11. Sob esta praga, que incita as nações à guerra?

"E da boca do dragão, e da boca da besta, e da boca do falso profeta vi sair três espíritos imundos, semelhantes a rãs. Porque são espíritos de demónios, que fazem prodígios; os quais vão ao encontro dos reis de todo o mundo, para os congregar para a batalha, naquele dia do Deus todo-poderoso." Apoc. 16:13 e 14.

12. Por esse tempo, que evento estará próximo?

"Eis que venho como ladrão. Bem-aventurado aquele que vigia, e guarda os seus vestidos, para que não ande nu, e não se vejam as suas vergonhas." Apoc. 16:15.

13. Em que lugar serão as nações congregadas para a batalha?

"E os congregaram no lugar que em hebreu se chama Armagedom." Apoc. 16:16.

Na Palestina, no "vale de Josafá" (Joel 3:12), no "vale de Jezreel" (Osé. 1:5), no "Armagedom" (Apoc. 16:16). Esses lugares, considerados em conjunto, parecem indicar que toda a Palestina será envolvida. No secular lugar de encontro da História, os "reis de todo o mundo" se reunirão para "a batalha, naquele grande dia do Deus todo-poderoso." Apoc. 16:14.

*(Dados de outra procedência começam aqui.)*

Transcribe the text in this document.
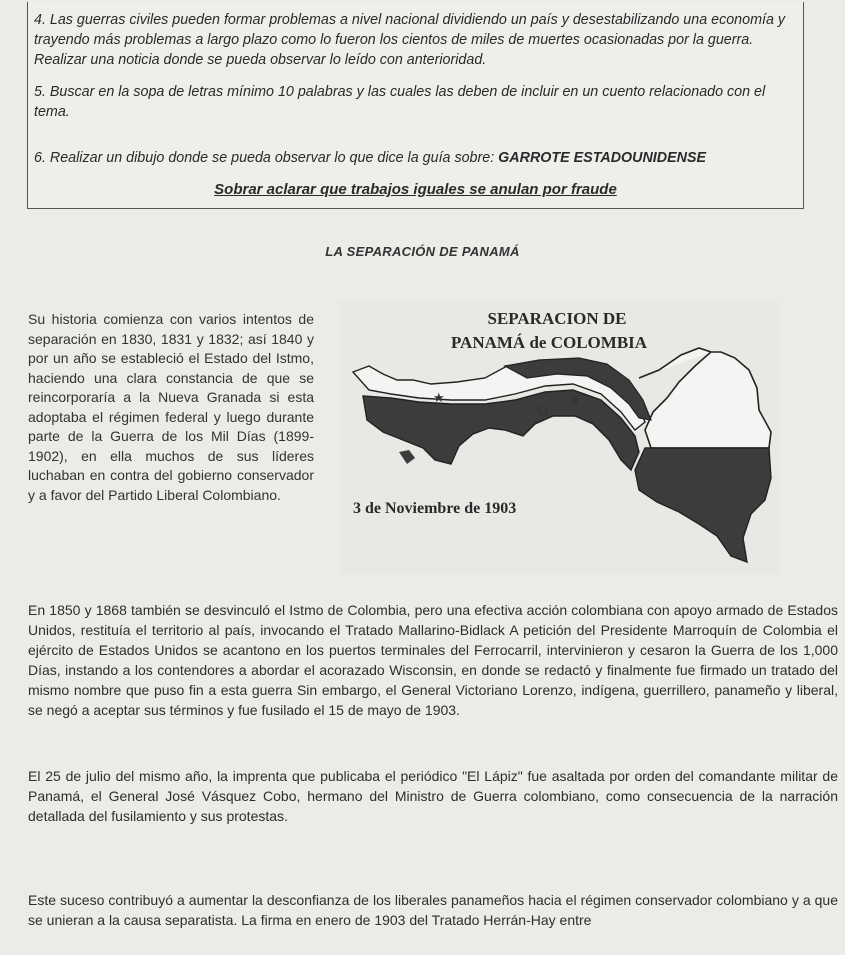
4. Las guerras civiles pueden formar problemas a nivel nacional dividiendo un país y desestabilizando una economía y trayendo más problemas a largo plazo como lo fueron los cientos de miles de muertes ocasionadas por la guerra. Realizar una noticia donde se pueda observar lo leído con anterioridad.

5. Buscar en la sopa de letras mínimo 10 palabras y las cuales las deben de incluir en un cuento relacionado con el tema.

6. Realizar un dibujo donde se pueda observar lo que dice la guía sobre: GARROTE ESTADOUNIDENSE

Sobrar aclarar que trabajos iguales se anulan por fraude
LA SEPARACIÓN DE PANAMÁ

Su historia comienza con varios intentos de separación en 1830, 1831 y 1832; así 1840 y por un año se estableció el Estado del Istmo, haciendo una clara constancia de que se reincorporaría a la Nueva Granada si esta adoptaba el régimen federal y luego durante parte de la Guerra de los Mil Días (1899-1902), en ella muchos de sus líderes luchaban en contra del gobierno conservador y a favor del Partido Liberal Colombiano.

SEPARACION DE
PANAMÁ de COLOMBIA
★	★
3 de Noviembre de 1903

En 1850 y 1868 también se desvinculó el Istmo de Colombia, pero una efectiva acción colombiana con apoyo armado de Estados Unidos, restituía el territorio al país, invocando el Tratado Mallarino-Bidlack A petición del Presidente Marroquín de Colombia el ejército de Estados Unidos se acantono en los puertos terminales del Ferrocarril, intervinieron y cesaron la Guerra de los 1,000 Días, instando a los contendores a abordar el acorazado Wisconsin, en donde se redactó y finalmente fue firmado un tratado del mismo nombre que puso fin a esta guerra Sin embargo, el General Victoriano Lorenzo, indígena, guerrillero, panameño y liberal, se negó a aceptar sus términos y fue fusilado el 15 de mayo de 1903.

El 25 de julio del mismo año, la imprenta que publicaba el periódico "El Lápiz" fue asaltada por orden del comandante militar de Panamá, el General José Vásquez Cobo, hermano del Ministro de Guerra colombiano, como consecuencia de la narración detallada del fusilamiento y sus protestas.

Este suceso contribuyó a aumentar la desconfianza de los liberales panameños hacia el régimen conservador colombiano y a que se unieran a la causa separatista. La firma en enero de 1903 del Tratado Herrán-Hay entre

14. Quando o rei do Norte chegar ao seu fim, segundo a profecia, que ocorrerá?

"E naquele tempo Se levantará Miguel, o grande Príncipe, que se levanta pelos filhos do teu povo, e haverá um tempo de angústia, qual nunca houve, desde que houve nação até àquele tempo; mas naquele tempo livrar-se-á o teu povo, todo aquele que se achar escrito no livro." Dan. 12:1.

A expressão "se levantará" ocorre oito vezes nesta série de profecias (Daniel 11 e 12), e sempre no sentido de reinar. Ver Dan.11:2, 3, 4, 7, 14, 20 e 21; 12:1. Miguel é Cristo, como se poderá ver comparando Judas 9, I Tess. 4:16, e S. João 5:25. Quando o império turco se extinguir, terá chegado o tempo de Cristo receber o Seu reino (S. Luc. 19:11-15), e começar a reinar. Essa grande mudança será anunciada pela queda, não somente da Turquia, mas de todas as nações (Apoc. 11:15); pelo tempo de tribulação aqui mencionado; pelas sete últimas pragas descritas em Apocalipse 16, e pelo livramento de todo o povo de Deus — aqueles cujo nome está escrito no livro da vida (Apoc. 3:5; 20:12) — o que mostra estarem no passado a tribulação e o juízo investigativo. (Ver pág. 205.)

15. Que ocorrerá nessa ocasião?

"E muitos dos que dormem no pó da terra ressuscitarão, uns para a vida eterna, e outros para vergonha e desprezo eterno." Dan. 12:2.

Quando Cristo ressuscitou houve uma ressurreição especial, ressuscitando dos mortos muitos dos santos, sendo vistos de muitos, e foram levados ao Céu com Cristo à Sua ascensão. S. Mat. 27:52 e 53; Efés. 4:8. Assim também, antecedendo a segunda vinda de Cristo e à ressurreição geral dos justos, muitos dos santos que dormem, e alguns dos maiores pecadores (os que O "traspassaram," Apoc. 1:7), ao que parece, ressurgirão para testemunhar a Sua vinda, e ouvir o concerto de paz de Deus com Seu povo.

Esta série de profecias, portanto, nos leva à ressurreição dos justos, que ocorrerá por ocasião do segundo advento.

16. Que falsa mensagem será proclamada antes de sobrevir a destruição aos que não estão preparados para a vinda e o reino de Cristo?

"Porque vós mesmos sabeis muito bem que o dia do Senhor virá como o ladrão de noite; pois que, quando disserem: Há paz e segurança; então lhes sobrevirá repentina destruição, ... e de modo nenhum escaparão." I Tess. 5:2 e 3.